Bombardier spokesperson Eric Prud’Homme described the work as “preventative.”
“There (are) no safety issues for the riders at this moment. We guarantee the welding of our product but the thing is right now we could not guarantee it for the 30-year lifetime of the product,” Prud’Homme told CP24 on Wednesday.
“This is why we are taking this preventative measure.”
He said until the maintenance is performed, Bombardier will "fully guarantee the strength of the existing welds."
It is expected to take until 2022 to repair all of the affected streetcars but TTC spokesperson Brad Ross said the transit agency will only send a few cars back at a time to limit the impact on customers.
“This is not a safety critical issue but it does mean that some of the cars are going to have to leave Toronto, maybe three or four at a time, to get these necessary repairs made, and that means three or four cars unavailable for service,” Ross told CP24 Wednesday.
“We need to do some things here to make sure the service impacts are not felt by our customers, that we manage our spare ratios in a way that allow us to put streetcars out so you won’t notice a difference and if we are unable to do that then we put buses out.”
Ross said the streetcars need to be shipped back to Quebec because Toronto does not have adequate facilities here to repair them.
“These streetcars need to basically be stripped down.

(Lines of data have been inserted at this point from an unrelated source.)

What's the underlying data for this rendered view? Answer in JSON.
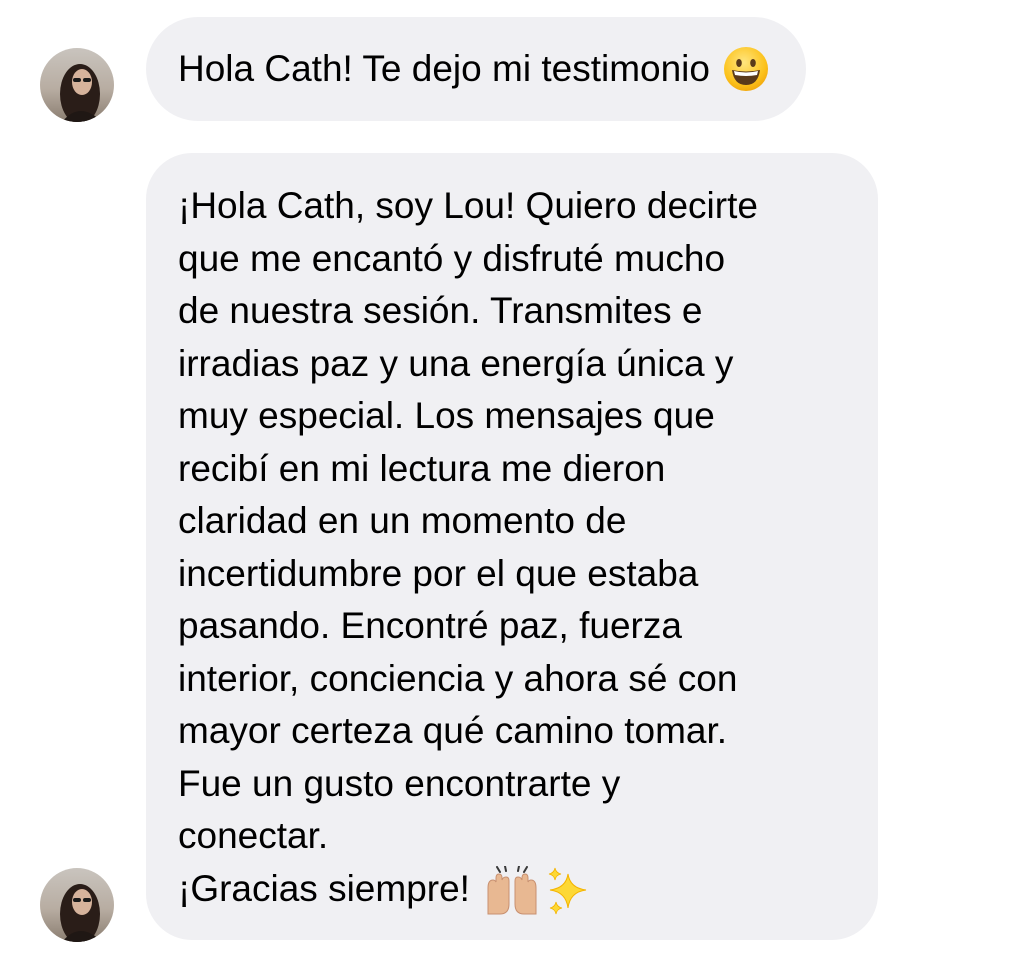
{
  "conversation": {
    "messages": [
      {
        "sender_avatar": "profile-photo",
        "text": "Hola Cath! Te dejo mi testimonio",
        "emoji": "grinning-face-emoji"
      },
      {
        "sender_avatar": "profile-photo",
        "lines": [
          "¡Hola Cath, soy Lou! Quiero decirte",
          "que me encantó y disfruté mucho",
          "de nuestra sesión. Transmites e",
          "irradias paz y una energía única y",
          "muy especial. Los mensajes que",
          "recibí en mi lectura me dieron",
          "claridad en un momento de",
          "incertidumbre por el que estaba",
          "pasando. Encontré paz, fuerza",
          "interior, conciencia y ahora sé con",
          "mayor certeza qué camino tomar.",
          "Fue un gusto encontrarte y",
          "conectar.",
          "¡Gracias siempre!"
        ],
        "trailing_emojis": [
          "raising-hands-emoji",
          "sparkles-emoji"
        ]
      }
    ]
  },
  "colors": {
    "bubble_background": "#f0f0f3",
    "text": "#000000",
    "page_background": "#ffffff"
  }
}
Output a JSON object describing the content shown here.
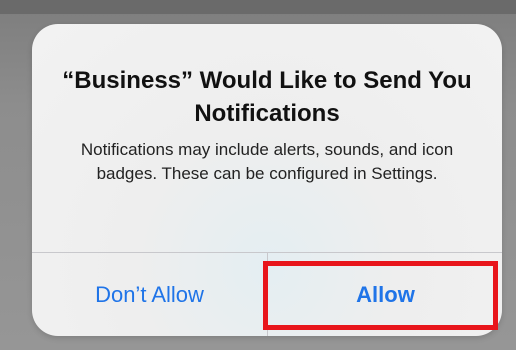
{
  "alert": {
    "title": "“Business” Would Like to Send You Notifications",
    "message": "Notifications may include alerts, sounds, and icon badges. These can be configured in Settings.",
    "buttons": {
      "dont_allow": "Don’t Allow",
      "allow": "Allow"
    }
  },
  "colors": {
    "button_text": "#1f74e8",
    "highlight": "#e8151b"
  }
}
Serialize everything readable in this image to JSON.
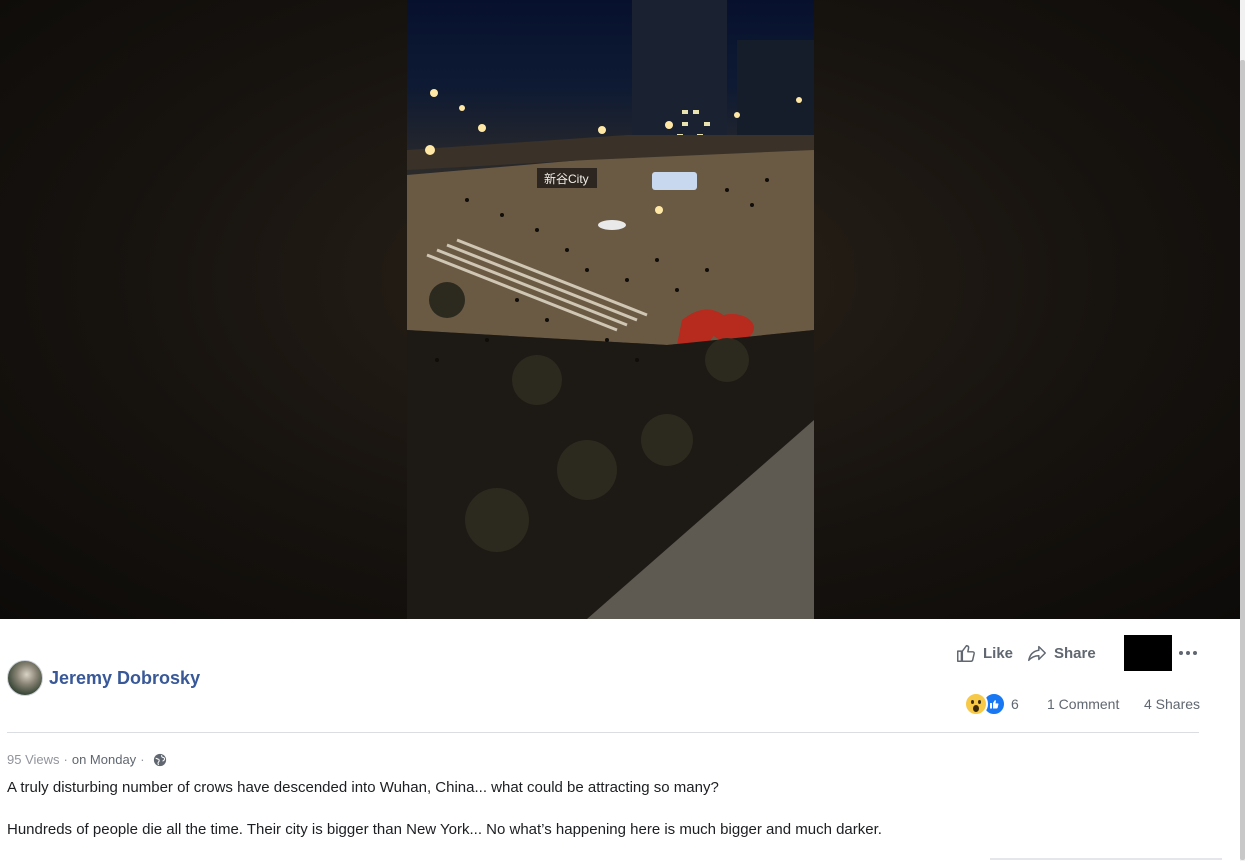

They need to be completely disassembled to get to the frames, which is where the welding issues are,” he said. “They have a specialty facility in Quebec so they need to go to that facility.”
The first round of streetcars will be sent to Quebec in the fall.
Bombardier has said it will foot the bill for the repairs but TTC Chair Josh Colle said the transit agency will likely still incur some additional costs when streetcars have to be taken out of service.
“There is a cost as we have to say run additional buses or change staffing models to make sure that service is there for our passengers,” Colle said.
In a statement emailed to CP24, Mayor John Tory said he has asked TTC CEO Rick Leary to ensure Bombardier compensates the TTC if there is “any impact on the service transit riders receive.”
Repairs won't impact delivery schedule: Bombardier
The mayor said he has “made no secret” about his “extreme frustration” with the billion-dollar Bombardier deal and the company’s issues with delivering new vehicles on time.
The TTC is currently suing Bombardier to recoup a $50 million penalty for late delivery.
Tory said the city has been assured this latest setback will not affect the delivery of new streetcars.
Prud’Homme said the company is "fully committed" to the current delivery schedule of 204 cars by the end of 2019.
“We met our objective in Q1 with 11 cars. We just met our second objective in Q2 at the end of this month with 16 cars,” he said.
“This is why we are sending our cars to a centre of expertise in Quebec so it will not affect our sites in Kingston or Thunder Bay, who are currently working hard to deliver the streetcars Torontonians want as soon as possible.”
Ross said in recent months, it appears Bombardier has managed to get back on track with its delivery schedule.
“They have been making schedule as promised. We have not seen any delays,” Ross said. “We have 89 vehicles now on property here in Toronto so we remain confident that they can still meet that (target). We are monitoring it very, very closely.”